Can I calculate this probability? I need some help with a small probability question someone asked at work:
I have 3 random variables: $B, A, L$.
$A$ and $L$ are independent, and I need to calculate:
$$
P(B|A,L)
$$
But I only know the values of $P(B|A)$ and $P(B|L)$.
Can I do this?
Thanks!
 A: No, you do not have enough information.
For example, consider looking at the calendar and the window when you wake up on a randomly chosen day.  Let $A$ represent the day of the week, and $L$ represent whether it is raining or not.  These are clearly independent in general.
Now suppose $B$ is the event that you will play basketball today.  Suppose you play on Tuesdays at the park when it is not raining, and on Thursdays if it's raining then you play basketball in the gym instead of going running.  Neither $P(B|A)$ nor $P(B|L)$ can tell you this information.  But this information is contained in $P(B|A,L)$.  So you cannot calculate $P(B|A,L)$ from just $P(B|A)$ and $P(B|L)$.

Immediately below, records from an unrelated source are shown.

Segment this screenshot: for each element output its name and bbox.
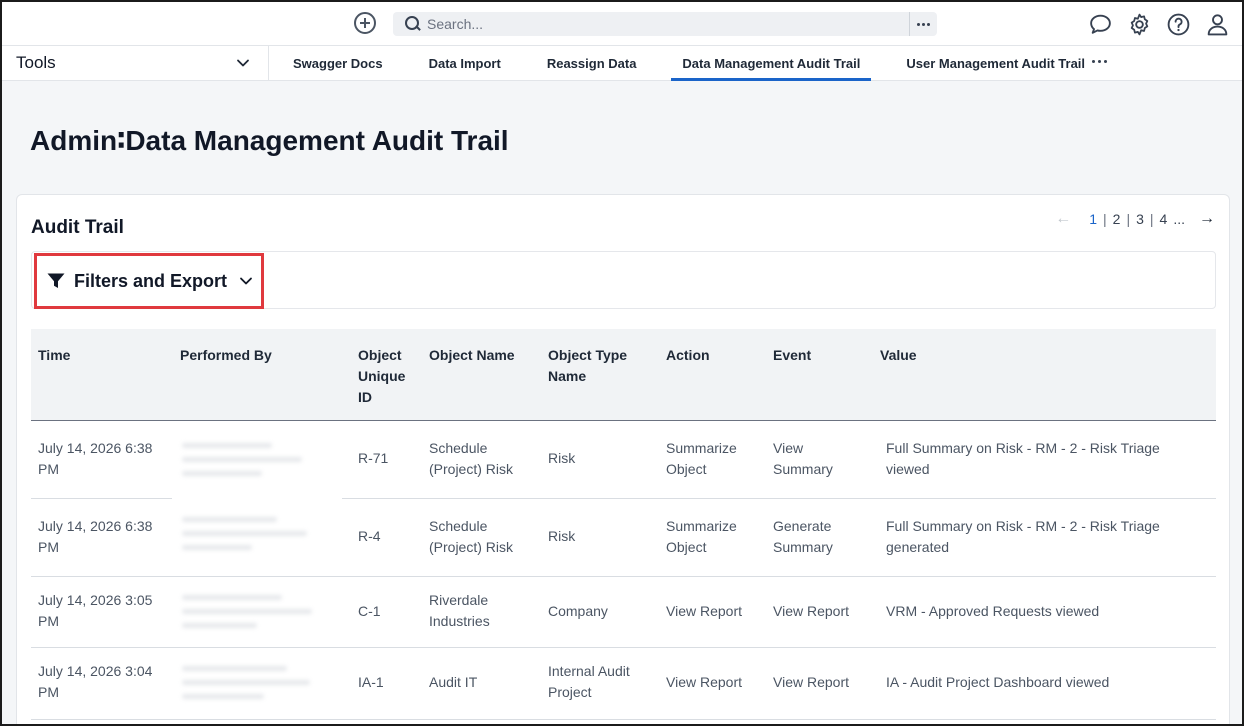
cell-action: Summarize Object <box>666 518 737 555</box>
cell-object-name: Schedule (Project) Risk <box>429 518 514 555</box>
cell-object-type: Company <box>548 603 608 619</box>
column-header-event[interactable]: Event <box>773 345 811 366</box>
cell-time: July 14, 2026 3:04 PM <box>38 663 153 700</box>
performed-by-redacted <box>172 507 342 571</box>
performed-by-redacted <box>172 435 342 499</box>
more-tabs-button[interactable] <box>1092 60 1107 63</box>
search-icon <box>405 16 421 32</box>
page-separator: | <box>1126 211 1131 227</box>
page-4[interactable]: 4 <box>1160 211 1168 227</box>
cell-action: View Report <box>666 603 743 619</box>
cell-value: Full Summary on Risk - RM - 2 - Risk Tri… <box>886 440 1160 477</box>
table-header: Time Performed By Object Unique ID Objec… <box>31 329 1216 421</box>
tool-tabs: Swagger Docs Data Import Reassign Data D… <box>270 46 1108 81</box>
cell-object-type: Risk <box>548 528 576 544</box>
column-header-performed-by[interactable]: Performed By <box>180 345 272 366</box>
user-icon[interactable] <box>1205 12 1230 37</box>
cell-value: VRM - Approved Requests viewed <box>886 603 1100 619</box>
cell-object-type: Risk <box>548 450 576 466</box>
top-icons <box>1088 12 1230 37</box>
filters-and-export-label: Filters and Export <box>74 270 228 291</box>
table-row: July 14, 2026 3:04 PM IA-1 Audit IT Inte… <box>31 648 1216 720</box>
cell-object-name: Schedule (Project) Risk <box>429 440 514 477</box>
global-search <box>393 12 937 36</box>
tools-bar: Tools Swagger Docs Data Import Reassign … <box>2 46 1242 81</box>
cell-object-id[interactable]: C-1 <box>358 601 381 622</box>
chat-icon[interactable] <box>1088 12 1113 37</box>
column-header-action[interactable]: Action <box>666 345 710 366</box>
chevron-down-icon <box>240 277 252 285</box>
chevron-down-icon <box>237 59 249 67</box>
pagination: ← 1 | 2 | 3 | 4 ... → <box>1055 210 1215 228</box>
tools-dropdown[interactable]: Tools <box>2 46 269 81</box>
page-3[interactable]: 3 <box>1136 211 1144 227</box>
audit-table: Time Performed By Object Unique ID Objec… <box>31 329 1216 720</box>
table-row: July 14, 2026 6:38 PM R-71 Schedule (Pro… <box>31 421 1216 499</box>
tab-swagger-docs[interactable]: Swagger Docs <box>270 46 406 81</box>
search-options-button[interactable] <box>909 12 937 36</box>
page-ellipsis: ... <box>1173 211 1185 227</box>
arrow-left-icon[interactable]: ← <box>1055 210 1071 228</box>
more-horizontal-icon <box>1092 60 1095 63</box>
cell-object-type: Internal Audit Project <box>548 663 630 700</box>
column-header-value[interactable]: Value <box>880 345 917 366</box>
column-header-time[interactable]: Time <box>38 345 70 366</box>
page-separator: | <box>1149 211 1154 227</box>
gear-icon[interactable] <box>1127 12 1152 37</box>
page-separator: | <box>1103 211 1107 227</box>
performed-by-redacted <box>172 585 342 643</box>
cell-value: IA - Audit Project Dashboard viewed <box>886 674 1110 690</box>
cell-object-id[interactable]: R-71 <box>358 448 388 469</box>
filter-icon <box>47 273 65 288</box>
app-window: Tools Swagger Docs Data Import Reassign … <box>0 0 1244 726</box>
filters-and-export-toggle[interactable]: Filters and Export <box>34 253 264 309</box>
audit-trail-card: Audit Trail ← 1 | 2 | 3 | 4 ... → Filter… <box>16 194 1230 724</box>
page-1[interactable]: 1 <box>1089 211 1097 227</box>
cell-time: July 14, 2026 6:38 PM <box>38 518 153 555</box>
tab-reassign-data[interactable]: Reassign Data <box>524 46 660 81</box>
arrow-right-icon[interactable]: → <box>1199 210 1215 228</box>
column-header-object-type-name[interactable]: Object Type Name <box>548 345 648 387</box>
tools-label: Tools <box>16 53 56 72</box>
card-title: Audit Trail <box>31 217 124 238</box>
cell-time: July 14, 2026 3:05 PM <box>38 592 153 629</box>
top-bar <box>2 2 1242 46</box>
table-row: July 14, 2026 6:38 PM R-4 Schedule (Proj… <box>31 499 1216 577</box>
add-circle-icon[interactable] <box>354 12 376 34</box>
table-row: July 14, 2026 3:05 PM C-1 Riverdale Indu… <box>31 577 1216 648</box>
cell-object-name: Audit IT <box>429 674 478 690</box>
help-icon[interactable] <box>1166 12 1191 37</box>
cell-object-id[interactable]: IA-1 <box>358 672 384 693</box>
filter-panel: Filters and Export <box>31 251 1216 309</box>
cell-event: View Report <box>773 674 850 690</box>
performed-by-redacted <box>172 656 342 714</box>
cell-time: July 14, 2026 6:38 PM <box>38 440 153 477</box>
cell-event: View Report <box>773 603 850 619</box>
page-title: Admin∶Data Management Audit Trail <box>30 125 509 156</box>
column-header-object-unique-id[interactable]: Object Unique ID <box>358 345 418 408</box>
cell-object-name: Riverdale Industries <box>429 592 490 629</box>
cell-event: View Summary <box>773 440 833 477</box>
cell-object-id[interactable]: R-4 <box>358 526 381 547</box>
tab-data-import[interactable]: Data Import <box>406 46 524 81</box>
cell-action: Summarize Object <box>666 440 737 477</box>
cell-action: View Report <box>666 674 743 690</box>
tab-user-management-audit-trail[interactable]: User Management Audit Trail <box>883 46 1108 81</box>
tab-data-management-audit-trail[interactable]: Data Management Audit Trail <box>659 46 883 81</box>
cell-event: Generate Summary <box>773 518 833 555</box>
search-input[interactable] <box>427 12 909 36</box>
cell-value: Full Summary on Risk - RM - 2 - Risk Tri… <box>886 518 1160 555</box>
page-2[interactable]: 2 <box>1113 211 1121 227</box>
more-horizontal-icon <box>917 22 920 26</box>
column-header-object-name[interactable]: Object Name <box>429 345 515 366</box>
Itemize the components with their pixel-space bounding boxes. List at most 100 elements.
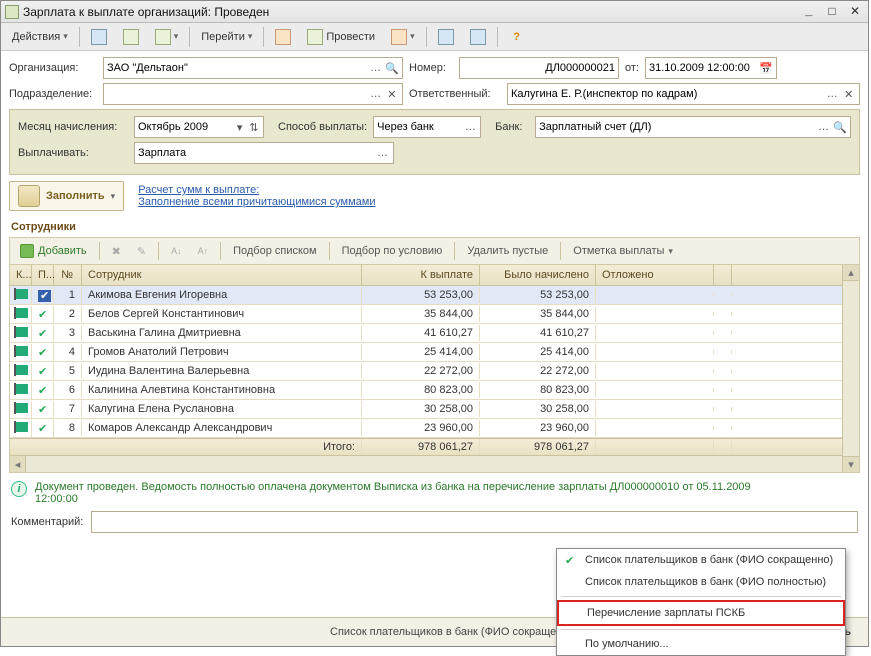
actions-menu-button[interactable]: Действия (5, 27, 75, 47)
row-topay: 80 823,00 (362, 382, 480, 398)
minimize-button[interactable]: _ (800, 4, 818, 20)
table-row[interactable]: ✔5Иудина Валентина Валерьевна22 272,0022… (10, 362, 859, 381)
col-topay[interactable]: К выплате (362, 265, 480, 285)
toolbar-icon-1[interactable] (84, 25, 114, 49)
resp-clear-icon[interactable]: ✕ (842, 86, 856, 102)
calendar-icon[interactable]: 📅 (759, 60, 773, 76)
toolbar-icon-2[interactable] (116, 25, 146, 49)
grid-h-scrollbar[interactable]: ◂ ▸ (10, 455, 859, 472)
col-defer[interactable]: Отложено (596, 265, 714, 285)
subdiv-clear-icon[interactable]: ✕ (385, 86, 399, 102)
row-flag-icon (10, 401, 32, 418)
row-flag-icon (10, 382, 32, 399)
menu-item-pskb[interactable]: Перечисление зарплаты ПСКБ (557, 600, 845, 626)
payout-input[interactable] (138, 147, 373, 159)
org-lookup-icon[interactable]: … (369, 60, 383, 76)
subdiv-field[interactable]: … ✕ (103, 83, 403, 105)
col-k[interactable]: К... (10, 265, 32, 285)
org-field[interactable]: … 🔍 (103, 57, 403, 79)
table-row[interactable]: ✔8Комаров Александр Александрович23 960,… (10, 419, 859, 438)
payout-label: Выплачивать: (18, 147, 128, 159)
bank-search-icon[interactable]: 🔍 (833, 119, 847, 135)
menu-item-short[interactable]: ✔ Список плательщиков в банк (ФИО сокращ… (557, 549, 845, 571)
sort-asc-button[interactable]: A↓ (165, 243, 188, 259)
month-dropdown-icon[interactable]: ▾ (233, 119, 245, 135)
resp-lookup-icon[interactable]: … (825, 86, 839, 102)
col-accr[interactable]: Было начислено (480, 265, 596, 285)
toolbar-icon-5[interactable] (384, 25, 422, 49)
col-p[interactable]: П... (32, 265, 54, 285)
toolbar-icon-3[interactable] (148, 25, 186, 49)
fill-all-link[interactable]: Заполнение всеми причитающимися суммами (138, 196, 375, 208)
short-list-button[interactable]: Список плательщиков в банк (ФИО сокращен… (319, 622, 589, 642)
bank-lookup-icon[interactable]: … (816, 119, 830, 135)
resp-field[interactable]: … ✕ (507, 83, 860, 105)
paymethod-field[interactable]: … (373, 116, 481, 138)
calc-sums-link[interactable]: Расчет сумм к выплате: (138, 184, 375, 196)
scroll-down-icon[interactable]: ▾ (843, 456, 859, 472)
payment-band: Месяц начисления: ▾ ⇅ Способ выплаты: … … (9, 109, 860, 175)
row-flag-icon (10, 363, 32, 380)
table-row[interactable]: ✔6Калинина Алевтина Константиновна80 823… (10, 381, 859, 400)
col-n[interactable]: № (54, 265, 82, 285)
payout-field[interactable]: … (134, 142, 394, 164)
org-input[interactable] (107, 62, 367, 74)
edit-row-button[interactable]: ✎ (131, 242, 152, 261)
scroll-up-icon[interactable]: ▴ (843, 265, 859, 281)
mark-payment-button[interactable]: Отметка выплаты (567, 242, 679, 260)
maximize-button[interactable]: □ (823, 4, 841, 20)
help-button[interactable]: ? (502, 27, 532, 47)
toolbar-icon-4[interactable] (268, 25, 298, 49)
resp-input[interactable] (511, 88, 823, 100)
row-topay: 41 610,27 (362, 325, 480, 341)
table-row[interactable]: ✔3Васькина Галина Дмитриевна41 610,2741 … (10, 324, 859, 343)
table-row[interactable]: ✔4Громов Анатолий Петрович25 414,0025 41… (10, 343, 859, 362)
row-num: 6 (54, 382, 82, 398)
row-flag-icon (10, 325, 32, 342)
comment-input[interactable] (95, 516, 854, 528)
employees-section-title: Сотрудники (11, 221, 860, 233)
month-input[interactable] (138, 121, 231, 133)
toolbar-icon-6[interactable] (431, 25, 461, 49)
comment-field[interactable] (91, 511, 858, 533)
paymethod-dropdown-icon[interactable]: … (464, 119, 478, 135)
grid-v-scrollbar[interactable]: ▴ ▾ (842, 265, 859, 472)
delete-row-button[interactable]: ✖ (106, 242, 127, 261)
bank-input[interactable] (539, 121, 814, 133)
close-button[interactable]: ✕ (846, 3, 864, 19)
org-search-icon[interactable]: 🔍 (385, 60, 399, 76)
sort-desc-button[interactable]: A↑ (192, 243, 215, 259)
fill-button[interactable]: Заполнить (9, 181, 124, 211)
scroll-left-icon[interactable]: ◂ (10, 456, 26, 472)
go-menu-button[interactable]: Перейти (194, 27, 259, 47)
add-row-button[interactable]: Добавить (14, 241, 93, 261)
table-row[interactable]: ✔7Калугина Елена Руслановна30 258,0030 2… (10, 400, 859, 419)
date-field[interactable]: 📅 (645, 57, 777, 79)
month-spin-icon[interactable]: ⇅ (248, 119, 260, 135)
table-row[interactable]: ✔1Акимова Евгения Игоревна53 253,0053 25… (10, 286, 859, 305)
delete-empty-button[interactable]: Удалить пустые (461, 242, 554, 260)
date-input[interactable] (649, 62, 757, 74)
number-input[interactable] (463, 62, 615, 74)
row-defer (596, 312, 714, 316)
subdiv-input[interactable] (107, 88, 367, 100)
paymethod-input[interactable] (377, 121, 461, 133)
number-field[interactable] (459, 57, 619, 79)
post-button[interactable]: Провести (300, 25, 382, 49)
row-employee: Васькина Галина Дмитриевна (82, 325, 362, 341)
pick-cond-button[interactable]: Подбор по условию (336, 242, 449, 260)
bank-field[interactable]: … 🔍 (535, 116, 851, 138)
col-emp[interactable]: Сотрудник (82, 265, 362, 285)
pick-list-button[interactable]: Подбор списком (227, 242, 323, 260)
row-num: 4 (54, 344, 82, 360)
row-check-icon: ✔ (32, 401, 54, 418)
row-employee: Громов Анатолий Петрович (82, 344, 362, 360)
menu-item-default[interactable]: По умолчанию... (557, 633, 845, 655)
toolbar-icon-7[interactable] (463, 25, 493, 49)
subdiv-lookup-icon[interactable]: … (369, 86, 383, 102)
menu-item-full[interactable]: Список плательщиков в банк (ФИО полность… (557, 571, 845, 593)
month-field[interactable]: ▾ ⇅ (134, 116, 264, 138)
table-row[interactable]: ✔2Белов Сергей Константинович35 844,0035… (10, 305, 859, 324)
row-accr: 41 610,27 (480, 325, 596, 341)
payout-lookup-icon[interactable]: … (375, 145, 390, 161)
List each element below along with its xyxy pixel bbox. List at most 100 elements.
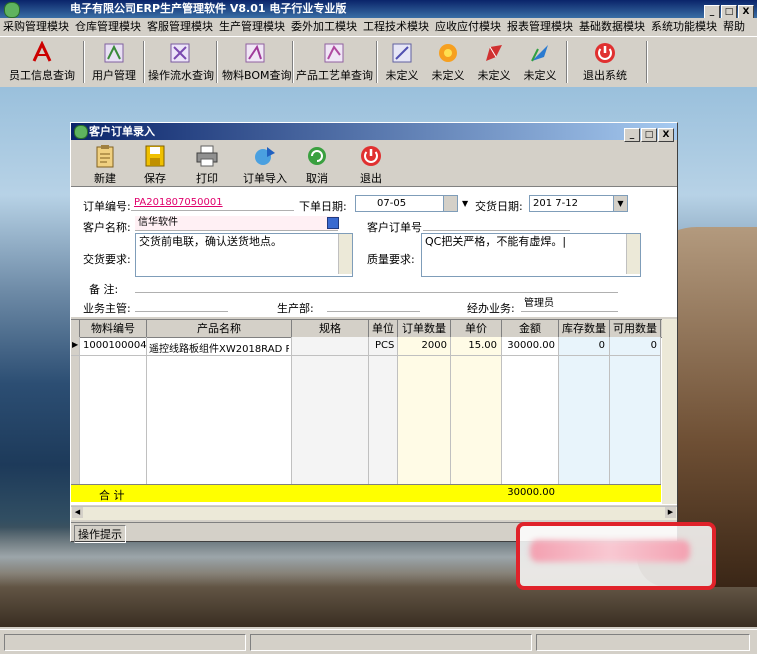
delivery-req-label: 交货要求: xyxy=(83,253,131,266)
cell-name[interactable]: 遥控线路板组件XW2018RAD R/4 xyxy=(149,340,289,355)
customer-field[interactable]: 信华软件 xyxy=(135,216,338,231)
print-button[interactable]: 打印 xyxy=(181,143,233,186)
handler-field[interactable]: 管理员 xyxy=(521,297,618,312)
import-order-button[interactable]: 订单导入 xyxy=(235,143,295,186)
app-title: 电子有限公司ERP生产管理软件 V8.01 电子行业专业版 xyxy=(70,2,347,15)
clipboard-icon xyxy=(96,145,114,168)
undefined-button-1[interactable]: 未定义 xyxy=(382,39,422,85)
cell-qty[interactable]: 2000 xyxy=(411,340,447,351)
col-code[interactable]: 物料编号 xyxy=(80,320,147,337)
menu-outsource[interactable]: 委外加工模块 xyxy=(288,18,360,36)
menu-finance[interactable]: 应收应付模块 xyxy=(432,18,504,36)
menu-warehouse[interactable]: 仓库管理模块 xyxy=(72,18,144,36)
app-icon xyxy=(4,2,20,18)
order-date-value: 07-05 xyxy=(377,198,407,209)
cell-amount[interactable]: 30000.00 xyxy=(507,340,555,351)
grid-total-row: 合 计 30000.00 xyxy=(71,484,661,502)
save-button[interactable]: 保存 xyxy=(129,143,181,186)
minimize-button[interactable]: _ xyxy=(704,5,720,19)
col-qty[interactable]: 订单数量 xyxy=(398,320,451,337)
order-date-label: 下单日期: xyxy=(299,200,347,213)
close-button[interactable]: X xyxy=(738,5,754,19)
quality-req-label: 质量要求: xyxy=(367,253,415,266)
cancel-button[interactable]: 取消 xyxy=(291,143,343,186)
exit-system-button[interactable]: 退出系统 xyxy=(580,39,630,85)
quality-req-textarea[interactable]: QC把关严格，不能有虚焊。| xyxy=(421,233,641,277)
chevron-down-icon[interactable]: ▼ xyxy=(613,196,627,211)
menu-basedata[interactable]: 基础数据模块 xyxy=(576,18,648,36)
supervisor-field[interactable] xyxy=(135,297,228,312)
order-entry-dialog: 客户订单录入 _ □ X 新建 保存 打印 订单导入 取消 退出 订单编号: P… xyxy=(70,122,678,543)
feather-icon xyxy=(531,45,548,62)
menu-system[interactable]: 系统功能模块 xyxy=(648,18,720,36)
customer-label: 客户名称: xyxy=(83,221,131,234)
cell-avail[interactable]: 0 xyxy=(619,340,657,351)
total-amount: 30000.00 xyxy=(507,487,555,498)
cust-order-field[interactable] xyxy=(423,216,570,231)
order-grid: 物料编号 产品名称 规格 单位 订单数量 单价 金额 库存数量 可用数量 ▶ 1… xyxy=(71,319,677,505)
status-cell-2 xyxy=(250,634,532,651)
bom-query-button[interactable]: 物料BOM查询 xyxy=(222,39,292,85)
blurred-content xyxy=(530,540,690,562)
delivery-req-textarea[interactable]: 交货前电联，确认送货地点。 xyxy=(135,233,353,277)
grid-vertical-scrollbar[interactable] xyxy=(662,319,677,504)
table-row[interactable]: ▶ 1000100004 遥控线路板组件XW2018RAD R/4 PCS 20… xyxy=(71,337,661,356)
col-unit[interactable]: 单位 xyxy=(369,320,398,337)
undefined-button-2[interactable]: 未定义 xyxy=(428,39,468,85)
user-manage-button[interactable]: 用户管理 xyxy=(88,39,140,85)
menu-production[interactable]: 生产管理模块 xyxy=(216,18,288,36)
cell-code[interactable]: 1000100004 xyxy=(83,340,147,351)
menu-engineering[interactable]: 工程技术模块 xyxy=(360,18,432,36)
remark-label: 备 注: xyxy=(89,283,119,296)
new-button[interactable]: 新建 xyxy=(79,143,131,186)
operation-log-button[interactable]: 操作流水查询 xyxy=(148,39,214,85)
main-toolbar: 员工信息查询 用户管理 操作流水查询 物料BOM查询 产品工艺单查询 未定义 未… xyxy=(0,36,757,88)
menu-purchase[interactable]: 采购管理模块 xyxy=(0,18,72,36)
col-price[interactable]: 单价 xyxy=(451,320,502,337)
menubar: 采购管理模块 仓库管理模块 客服管理模块 生产管理模块 委外加工模块 工程技术模块 应收应付… xyxy=(0,18,757,36)
scroll-right-icon[interactable]: ▶ xyxy=(665,507,676,518)
col-name[interactable]: 产品名称 xyxy=(147,320,292,337)
col-stock[interactable]: 库存数量 xyxy=(559,320,610,337)
total-label: 合 计 xyxy=(99,489,125,502)
power-icon xyxy=(595,43,615,63)
cell-price[interactable]: 15.00 xyxy=(459,340,497,351)
app-statusbar xyxy=(0,629,757,654)
handler-label: 经办业务: xyxy=(467,302,515,315)
textarea-scrollbar[interactable] xyxy=(338,234,352,274)
order-no-field[interactable]: PA201807050001 xyxy=(131,196,294,211)
exit-button[interactable]: 退出 xyxy=(345,143,397,186)
col-avail[interactable]: 可用数量 xyxy=(610,320,661,337)
undefined-button-3[interactable]: 未定义 xyxy=(474,39,514,85)
dept-label: 生产部: xyxy=(277,302,314,315)
delivery-date-picker[interactable]: 201 7-12 ▼ xyxy=(529,195,628,212)
user-icon xyxy=(104,43,124,63)
order-date-picker[interactable]: 07-05 ▼ xyxy=(355,195,468,212)
import-icon xyxy=(255,147,275,165)
bom-icon xyxy=(245,43,265,63)
order-no-label: 订单编号: xyxy=(83,200,131,213)
chevron-down-icon[interactable]: ▼ xyxy=(443,196,468,211)
menu-customer[interactable]: 客服管理模块 xyxy=(144,18,216,36)
col-spec[interactable]: 规格 xyxy=(292,320,369,337)
cell-stock[interactable]: 0 xyxy=(567,340,605,351)
highlight-box xyxy=(516,522,716,590)
textarea-scrollbar[interactable] xyxy=(626,234,640,274)
dept-field[interactable] xyxy=(327,297,420,312)
app-titlebar: 电子有限公司ERP生产管理软件 V8.01 电子行业专业版 _ □ X xyxy=(0,0,757,19)
undefined-button-4[interactable]: 未定义 xyxy=(520,39,560,85)
maximize-button[interactable]: □ xyxy=(721,5,737,19)
cell-unit[interactable]: PCS xyxy=(375,340,394,351)
lookup-icon[interactable] xyxy=(327,217,339,229)
scroll-left-icon[interactable]: ◀ xyxy=(72,507,83,518)
menu-help[interactable]: 帮助 xyxy=(720,18,748,36)
col-amount[interactable]: 金额 xyxy=(502,320,559,337)
grid-horizontal-scrollbar[interactable]: ◀ ▶ xyxy=(71,506,677,520)
remark-field[interactable] xyxy=(135,278,618,293)
process-sheet-button[interactable]: 产品工艺单查询 xyxy=(296,39,373,85)
employee-query-button[interactable]: 员工信息查询 xyxy=(4,39,80,85)
save-icon xyxy=(145,145,165,167)
operation-hint: 操作提示 xyxy=(74,525,126,543)
flower-icon xyxy=(439,44,457,62)
menu-reports[interactable]: 报表管理模块 xyxy=(504,18,576,36)
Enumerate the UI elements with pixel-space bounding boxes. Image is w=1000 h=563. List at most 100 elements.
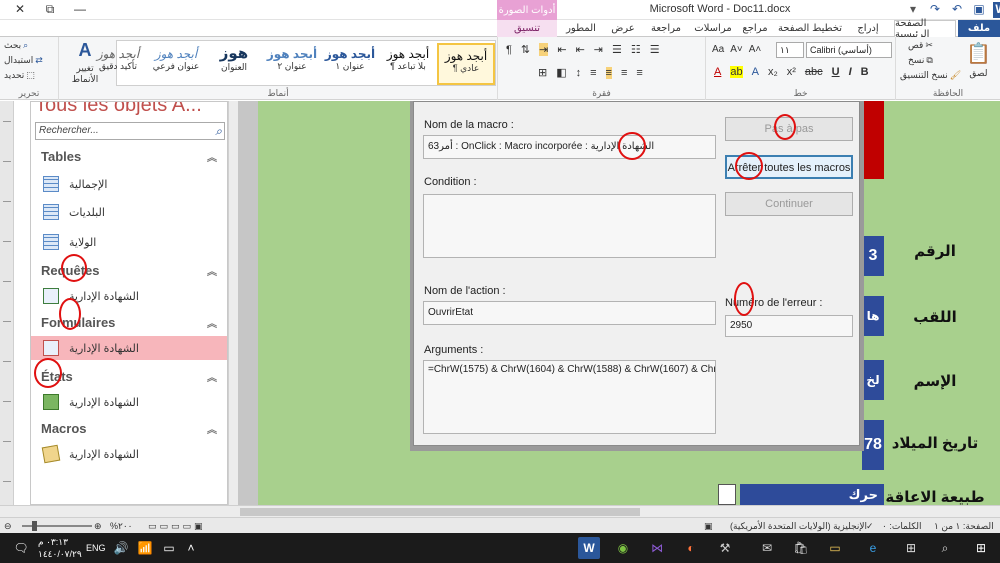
tab-view[interactable]: عرض <box>605 20 641 37</box>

Mathematically, if you write the values of $P(B|A,L)$ as a matrix with rows for values of $A$ and columns for values of $L$, then $P(B|A)$ gives you the sum of each row, and $P(B|L)$ gives you the sum of each column.  This is not enough information to give you all the matrix entries.
The fact that $A$ and $L$ are independent is irrelevant if $A$ and $L$ are given, as in $P(B|A,L)$.